Houston-based Compaq, the world’s largest manufacturer of personal computers, hopes to keep its slice of the PC pie by using Internet and telephone sales in addition to its current reseller sales channels. As the computing centerpiece of its new push, Compaq also unveiled its Prosignia family of desktops, portables and servers in configure-to-order models priced at or below the products of its direct competitors.

The company is positioning its new strategy as a marriage of direct sales and reseller distribution, emphasizing that customers will be able to choose the buying method they prefer. In an announcement Wednesday, Compaq said its reseller network will complement the direct sales “by providing the relationships and value-added support customers expect.”

Increased targeting of small businesses is necessary if PC makers want to keep growing, and Compaq wants to appeal to that market by selling a full computing package instead of just a PC, said analyst Ashok Kumar, who follows Compaq for Piper Jaffray Inc.

A study released this month by the International Data Corp. unit of International Data Group, an information technology media, research and exposition company, forecasts annual PC shipments to small businesses to top 8.8 million in 1998. Almost a quarter of PC sales this year will be to small companies, a percentage that is expected to grow next year.

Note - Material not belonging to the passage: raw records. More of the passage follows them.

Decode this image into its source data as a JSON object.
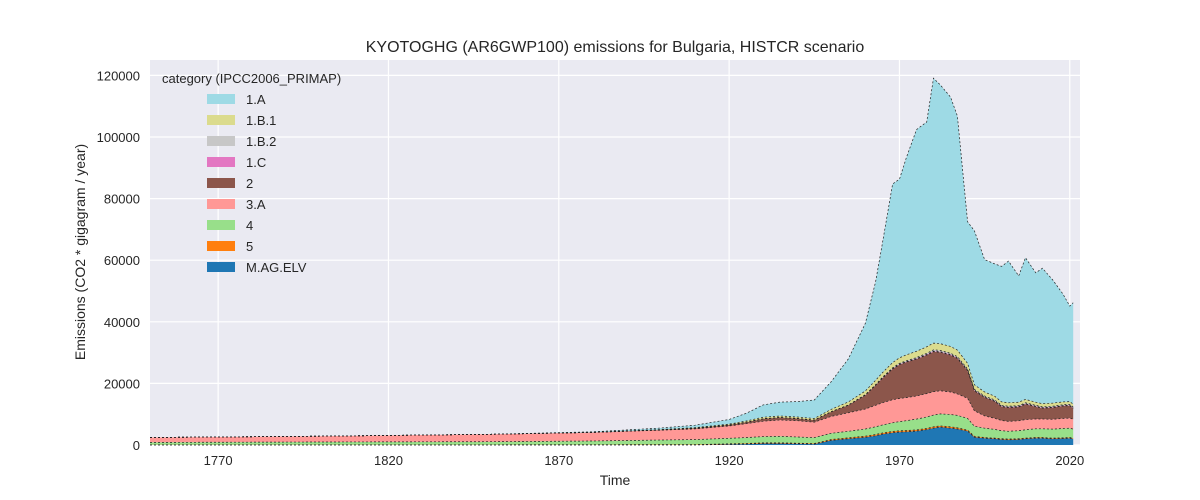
{
  "chart_data": {
    "type": "area",
    "stacked": true,
    "title": "KYOTOGHG (AR6GWP100) emissions for Bulgaria, HISTCR scenario",
    "xlabel": "Time",
    "ylabel": "Emissions (CO2 * gigagram / year)",
    "xlim": [
      1750,
      2023
    ],
    "ylim": [
      0,
      125000
    ],
    "x_ticks": [
      "1770",
      "1820",
      "1870",
      "1920",
      "1970",
      "2020"
    ],
    "y_ticks": [
      "0",
      "20000",
      "40000",
      "60000",
      "80000",
      "100000",
      "120000"
    ],
    "grid": true,
    "legend": {
      "title": "category (IPCC2006_PRIMAP)",
      "placement": "top-left"
    },
    "x": [
      1750,
      1800,
      1850,
      1880,
      1900,
      1910,
      1920,
      1925,
      1930,
      1935,
      1940,
      1945,
      1950,
      1955,
      1960,
      1963,
      1965,
      1968,
      1970,
      1972,
      1975,
      1978,
      1980,
      1982,
      1985,
      1987,
      1990,
      1992,
      1995,
      1998,
      2000,
      2002,
      2005,
      2007,
      2010,
      2012,
      2015,
      2018,
      2020,
      2021
    ],
    "series": [
      {
        "name": "M.AG.ELV",
        "color": "#1f77b4",
        "values": [
          0,
          0,
          0,
          0,
          0,
          0,
          200,
          300,
          500,
          500,
          400,
          300,
          1500,
          2000,
          2500,
          3000,
          3500,
          4000,
          4200,
          4300,
          4500,
          5000,
          5500,
          5800,
          5500,
          5200,
          4500,
          2500,
          2200,
          2000,
          1800,
          1700,
          1800,
          2000,
          2200,
          2200,
          2000,
          2100,
          2200,
          2000
        ]
      },
      {
        "name": "5",
        "color": "#ff7f0e",
        "values": [
          50,
          60,
          80,
          100,
          120,
          140,
          180,
          200,
          220,
          220,
          200,
          200,
          300,
          350,
          400,
          400,
          400,
          400,
          400,
          400,
          400,
          400,
          400,
          400,
          400,
          400,
          350,
          300,
          250,
          250,
          250,
          250,
          250,
          250,
          250,
          250,
          250,
          250,
          250,
          250
        ]
      },
      {
        "name": "4",
        "color": "#98df8a",
        "values": [
          800,
          900,
          1000,
          1200,
          1500,
          1600,
          1800,
          1900,
          2000,
          2100,
          2000,
          1900,
          2000,
          2100,
          2300,
          2500,
          2600,
          2800,
          3000,
          3200,
          3500,
          3700,
          3800,
          3900,
          4000,
          4000,
          3800,
          3300,
          3000,
          2800,
          2600,
          2500,
          2600,
          2700,
          2800,
          2800,
          2900,
          3000,
          3000,
          2900
        ]
      },
      {
        "name": "3.A",
        "color": "#ff9896",
        "values": [
          1600,
          1900,
          2400,
          2800,
          3200,
          3500,
          4000,
          4500,
          5000,
          5300,
          5300,
          5000,
          5500,
          6000,
          6500,
          7000,
          7200,
          7500,
          7500,
          7500,
          7500,
          7600,
          7600,
          7500,
          7300,
          7000,
          6500,
          5000,
          4000,
          3600,
          3300,
          3200,
          3200,
          3300,
          3200,
          3200,
          3200,
          3300,
          3300,
          3200
        ]
      },
      {
        "name": "2",
        "color": "#8c564b",
        "values": [
          0,
          0,
          0,
          0,
          100,
          200,
          300,
          500,
          800,
          800,
          700,
          700,
          1500,
          2500,
          4500,
          6500,
          8000,
          10000,
          11000,
          11500,
          12000,
          12500,
          13000,
          12500,
          12000,
          11500,
          9000,
          6500,
          6000,
          5500,
          4500,
          4500,
          4500,
          5000,
          4000,
          3500,
          3800,
          4000,
          4000,
          3500
        ]
      },
      {
        "name": "1.C",
        "color": "#e377c2",
        "values": [
          0,
          0,
          0,
          0,
          0,
          0,
          0,
          0,
          0,
          0,
          0,
          0,
          0,
          0,
          50,
          60,
          80,
          100,
          120,
          140,
          160,
          180,
          200,
          200,
          200,
          200,
          180,
          150,
          150,
          150,
          150,
          150,
          150,
          150,
          150,
          150,
          150,
          150,
          150,
          150
        ]
      },
      {
        "name": "1.B.2",
        "color": "#c7c7c7",
        "values": [
          0,
          0,
          0,
          0,
          0,
          0,
          0,
          0,
          0,
          0,
          0,
          0,
          0,
          50,
          100,
          150,
          200,
          250,
          300,
          300,
          350,
          400,
          400,
          400,
          400,
          400,
          350,
          300,
          300,
          300,
          300,
          300,
          300,
          300,
          300,
          300,
          300,
          300,
          300,
          300
        ]
      },
      {
        "name": "1.B.1",
        "color": "#dbdb8d",
        "values": [
          0,
          0,
          0,
          0,
          100,
          200,
          300,
          400,
          500,
          500,
          500,
          500,
          800,
          1000,
          1200,
          1400,
          1500,
          1700,
          1800,
          1900,
          2000,
          2100,
          2200,
          2200,
          2200,
          2100,
          1800,
          1500,
          1300,
          1200,
          1100,
          1100,
          1100,
          1100,
          1000,
          1000,
          1000,
          900,
          900,
          900
        ]
      },
      {
        "name": "1.A",
        "color": "#9edae5",
        "values": [
          0,
          0,
          0,
          200,
          500,
          800,
          1500,
          2500,
          4000,
          4500,
          5000,
          6000,
          9000,
          14000,
          22000,
          32000,
          42000,
          58000,
          58000,
          64000,
          72000,
          73000,
          86000,
          84000,
          81000,
          76000,
          46000,
          50000,
          43000,
          43000,
          44000,
          46000,
          41000,
          46000,
          42000,
          44000,
          40000,
          35000,
          31000,
          33000
        ]
      }
    ]
  }
}
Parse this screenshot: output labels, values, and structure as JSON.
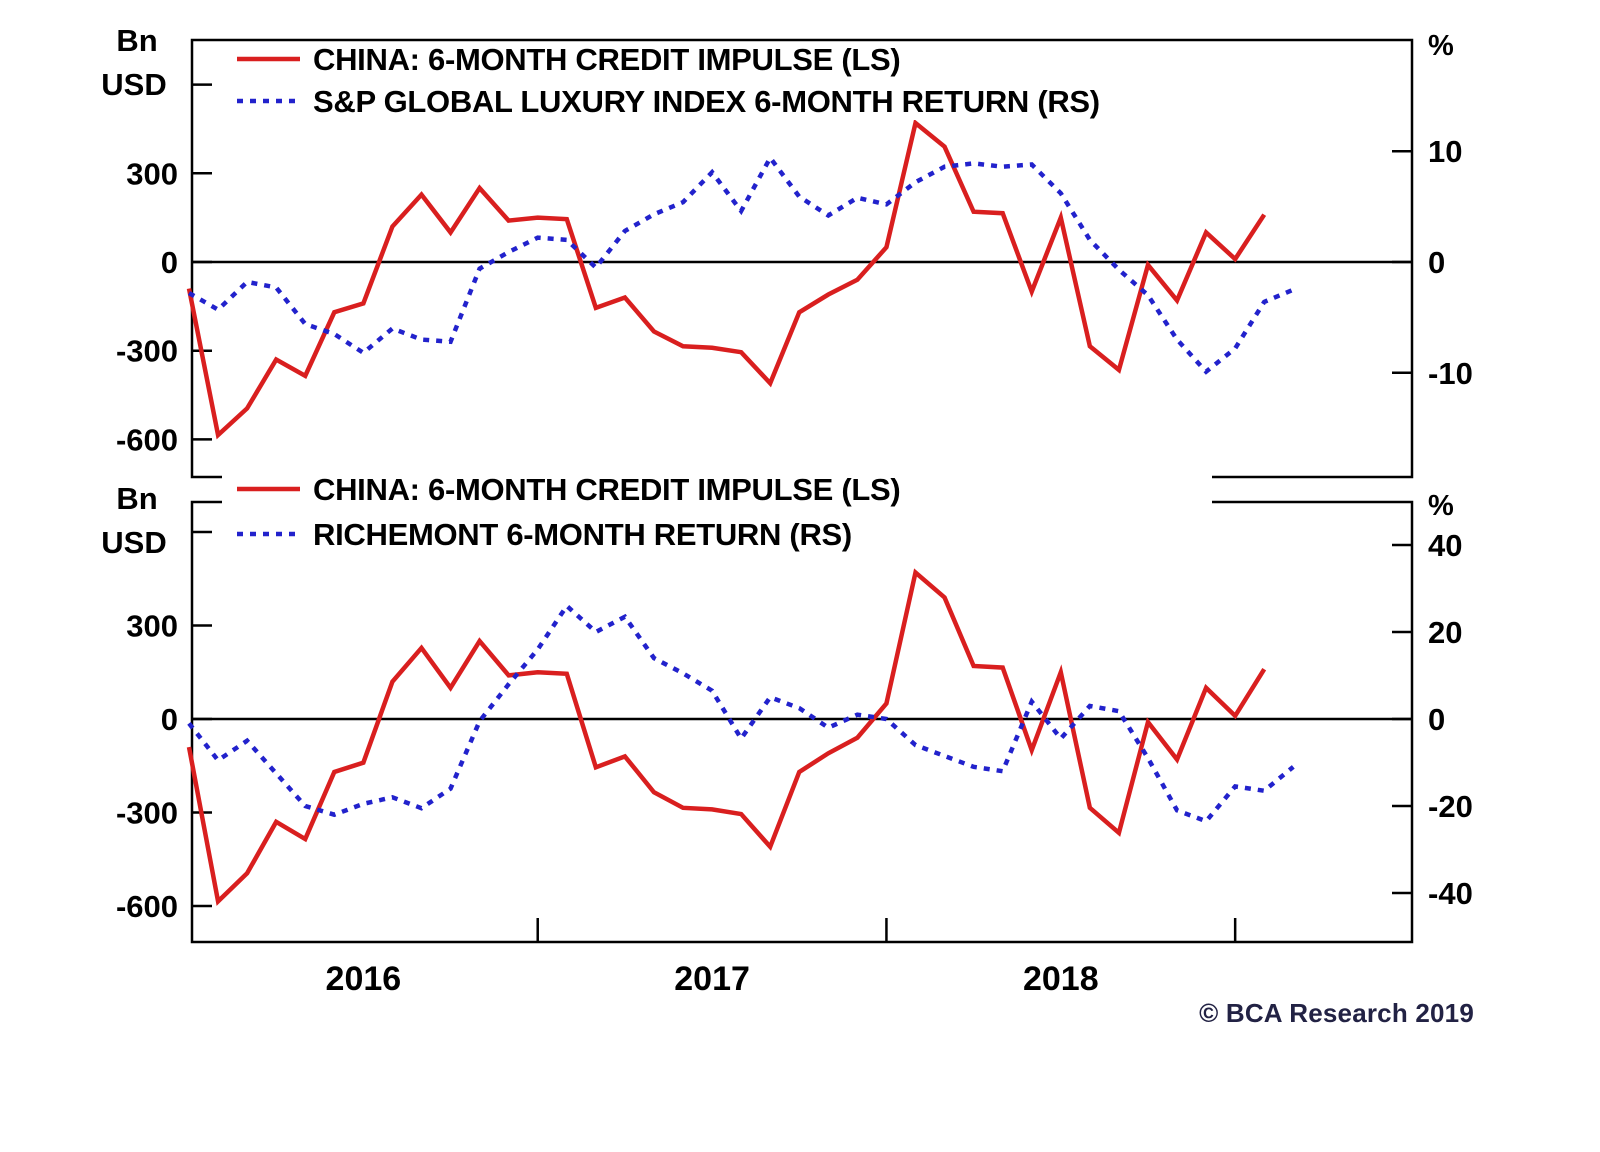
{
  "figure": {
    "background": "#ffffff",
    "source_note": "two stacked line panels sharing the same red series"
  },
  "footer": {
    "copyright": "© BCA Research 2019"
  },
  "x_axis": {
    "year_labels": [
      "2016",
      "2017",
      "2018"
    ],
    "note": "monthly points, Jan 2016 - Mar 2019; ticks mark year boundaries"
  },
  "chart_data": [
    {
      "type": "line",
      "panel": "top",
      "left_axis": {
        "unit": "Bn USD",
        "tick_labels": [
          300,
          0,
          -300,
          -600
        ],
        "unlabeled_ticks": [
          600
        ],
        "range": [
          -730,
          740
        ]
      },
      "right_axis": {
        "unit": "%",
        "tick_labels": [
          10,
          0,
          -10
        ],
        "range": [
          -20,
          20
        ]
      },
      "grid": "zero-line-only",
      "legend_position": "top-left-inside",
      "series": [
        {
          "name": "CHINA: 6-MONTH CREDIT IMPULSE (LS)",
          "axis": "left",
          "color": "#d91f1f",
          "line_style": "solid",
          "values": [
            -90,
            -585,
            -495,
            -330,
            -385,
            -170,
            -140,
            120,
            228,
            100,
            250,
            140,
            150,
            145,
            -155,
            -120,
            -235,
            -285,
            -290,
            -305,
            -410,
            -170,
            -110,
            -60,
            50,
            470,
            390,
            170,
            165,
            -100,
            150,
            -285,
            -365,
            -10,
            -130,
            100,
            10,
            160
          ]
        },
        {
          "name": "S&P GLOBAL LUXURY INDEX 6-MONTH RETURN (RS)",
          "axis": "right",
          "color": "#2222cc",
          "line_style": "dashed",
          "values": [
            -2.8,
            -4.3,
            -1.8,
            -2.3,
            -5.6,
            -6.5,
            -8.2,
            -6.0,
            -7.0,
            -7.2,
            -0.6,
            0.9,
            2.2,
            2.0,
            -0.5,
            2.8,
            4.3,
            5.4,
            8.1,
            4.6,
            9.4,
            5.9,
            4.2,
            5.8,
            5.2,
            7.2,
            8.6,
            8.9,
            8.6,
            8.8,
            6.2,
            2.0,
            -0.7,
            -3.0,
            -7.0,
            -9.9,
            -7.8,
            -3.6,
            -2.5
          ]
        }
      ]
    },
    {
      "type": "line",
      "panel": "bottom",
      "left_axis": {
        "unit": "Bn USD",
        "tick_labels": [
          300,
          0,
          -300,
          -600
        ],
        "unlabeled_ticks": [
          600
        ],
        "range": [
          -770,
          700
        ]
      },
      "right_axis": {
        "unit": "%",
        "tick_labels": [
          40,
          20,
          0,
          -20,
          -40
        ],
        "range": [
          -50,
          50
        ]
      },
      "grid": "zero-line-only",
      "legend_position": "top-left-inside",
      "series": [
        {
          "name": "CHINA: 6-MONTH CREDIT IMPULSE (LS)",
          "axis": "left",
          "color": "#d91f1f",
          "line_style": "solid",
          "values": [
            -90,
            -585,
            -495,
            -330,
            -385,
            -170,
            -140,
            120,
            228,
            100,
            250,
            140,
            150,
            145,
            -155,
            -120,
            -235,
            -285,
            -290,
            -305,
            -410,
            -170,
            -110,
            -60,
            50,
            470,
            390,
            170,
            165,
            -100,
            150,
            -285,
            -365,
            -10,
            -130,
            100,
            10,
            160
          ]
        },
        {
          "name": "RICHEMONT 6-MONTH RETURN (RS)",
          "axis": "right",
          "color": "#2222cc",
          "line_style": "dashed",
          "values": [
            -1.0,
            -9.5,
            -5.0,
            -12.5,
            -20.0,
            -22.0,
            -19.5,
            -18.0,
            -20.5,
            -16.0,
            -0.5,
            8.0,
            16.0,
            26.0,
            20.0,
            23.5,
            14.0,
            10.5,
            6.5,
            -4.5,
            5.0,
            2.5,
            -2.0,
            1.0,
            0.0,
            -6.0,
            -8.5,
            -11.0,
            -12.0,
            4.0,
            -4.5,
            3.0,
            1.8,
            -9.0,
            -21.0,
            -23.5,
            -15.5,
            -16.5,
            -11.0
          ]
        }
      ]
    }
  ]
}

“Generally what’s happening is the traditional market for Compaq as well as other vendors is hitting a saturation point if you look at the large and medium-sized businesses,” Kumar said. “They have picked all the low-hanging fruit.”

The new Prosignia line and other Compaq products are now available through the company’s Web site,, or via a toll-free number. The Prosignia family will also be sold through Compaq’s authorized resellers and direct channel sellers like CDW Computer Centers Inc. and Insight Enterprises Inc.

Purchased directly, the new products will be shipped on average within five business days, the company said, and customers will have access to 24-hour technical support.

Also Wednesday, Compaq began a marketing push for Prosignia, including a full eight-page insert in the New York Times touting not just the computer system but its new direct channel as well. As a sapling sprouts from a Prosignia box on the opposite page, linking the product to a “growing business,” copy declares the availablility of “The best products and prices, direct from Compaq. The hottest Internet solutions, direct from Compaq. World-class service and support, direct from Compaq.”

The ad lists Prosignia servers at $2,449, notebooks at $1,999 and desktop computers at $1,279.

Compaq already sells direct to its biggest customers as a result of its acquisition earlier this year of networked computer system maker Digital Equipment Corp., which had a large direct sales force. Compaq has made other efforts to sell direct in the past, but retreated as resellers have resisted.

Reports Wednesday indicated that Compaq will offer its local dealers — who account for the vast majority of the company’s sales — a referral fee for orders they steer toward Compaq’s direct sales unit. Officials at Compaq did not return messages requesting comment on their new sales plans, but reports speculated that the referral fees are meant to placate dealers angry at being bypassed.

“If they sell directly to accounts that resellers are servicing, they’ll provide the resellers with some kind of padding in terms of a percentage of the profits,” Kumar said.

But Compaq’s move into the direct marketing arena may have been inevitable as it tries to protect its market share against companies like Dell and Gateway Inc., which have stormed forward while using direct channels.

In the quarter ended July 31, Dell reported revenue of $4.33 billion, up 54 percent from a year ago, while earning $346 million, up 62 percent from a year ago. In Compaq’s most recent quarter, sales grew 36 percent to $8.79 billion, but earnings slid 78 percent to $115 million.

The IDC study further indicates that PC companies selling direct generally benefit from greater customer loyalty. Almost 64 percent of owners of Gateway PCs say they plan to buy another computer from the company in the next 12 months, and almost half the owners of Dell PCs report the same. In contrast, only 38 percent of owners of Compaq PCs expect to buy another in the next 12 months, the report says.